In 2009, General Motors completed its race through bankruptcy with the signing of a contract with the U.S. government, which got 61 percent of the company. The recovery plan included considerable shrinkage, including the closing of factories and layoffs of 21,000 union workers.

Then-General Motors CEO Fritz Henderson attends a press conference in New York City on June 1, 2009. File Photo by John Angelillo/UPI

In 2011, media mogul Rupert Murdoch’s News of the World, Britain’s best-selling weekly newspaper, abruptly ceased publication amid allegations that its reporters and investigators had hacked into telephones of royalty, politicians, celebrities, homicide victims, families of fallen soldiers and others to illegally gain material for stories.

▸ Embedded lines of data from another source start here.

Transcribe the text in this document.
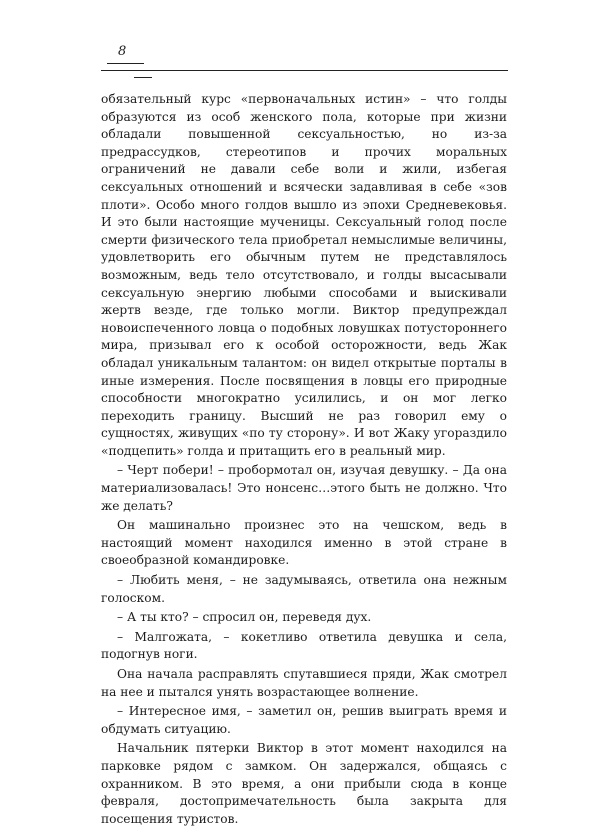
8

обязательный курс «первоначальных истин» – что голды образуются из особ женского пола, которые при жизни обладали повышенной сексуальностью, но из-за предрассудков, стереотипов и прочих моральных ограничений не давали себе воли и жили, избегая сексуальных отношений и всячески задавливая в себе «зов плоти». Особо много голдов вышло из эпохи Средневековья. И это были настоящие мученицы. Сексуальный голод после смерти физического тела приобретал немыслимые величины, удовлетворить его обычным путем не представлялось возможным, ведь тело отсутствовало, и голды высасывали сексуальную энергию любыми способами и выискивали жертв везде, где только могли. Виктор предупреждал новоиспеченного ловца о подобных ловушках потустороннего мира, призывал его к особой осторожности, ведь Жак обладал уникальным талантом: он видел открытые порталы в иные измерения. После посвящения в ловцы его природные способности многократно усилились, и он мог легко переходить границу. Высший не раз говорил ему о сущностях, живущих «по ту сторону». И вот Жаку угораздило «подцепить» голда и притащить его в реальный мир.

– Черт побери! – пробормотал он, изучая девушку. – Да она материализовалась! Это нонсенс…этого быть не должно. Что же делать?

Он машинально произнес это на чешском, ведь в настоящий момент находился именно в этой стране в своеобразной командировке.

– Любить меня, – не задумываясь, ответила она нежным голоском.

– А ты кто? – спросил он, переведя дух.

– Малгожата, – кокетливо ответила девушка и села, подогнув ноги.

Она начала расправлять спутавшиеся пряди, Жак смотрел на нее и пытался унять возрастающее волнение.

– Интересное имя, – заметил он, решив выиграть время и обдумать ситуацию.

Начальник пятерки Виктор в этот момент находился на парковке рядом с замком. Он задержался, общаясь с охранником. В это время, а они прибыли сюда в конце февраля, достопримечательность была закрыта для посещения туристов.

In 2012, an Israeli court acquitted former Prime Minister Ehud Olmert of corruption but found him guilty of breach of trust. The charges stemmed from a period before he was PM.

In 2018, divers rescued the last of the 12 boys and their soccer coach from a flooded cave in Thailand, where they’d been trapped for more than two weeks.

In 2022, Serbian Novak Djokovic defeated Australian Nick Kyrgios to win his fourth-straight and record-tying seventh Wimbledon men’s singles title.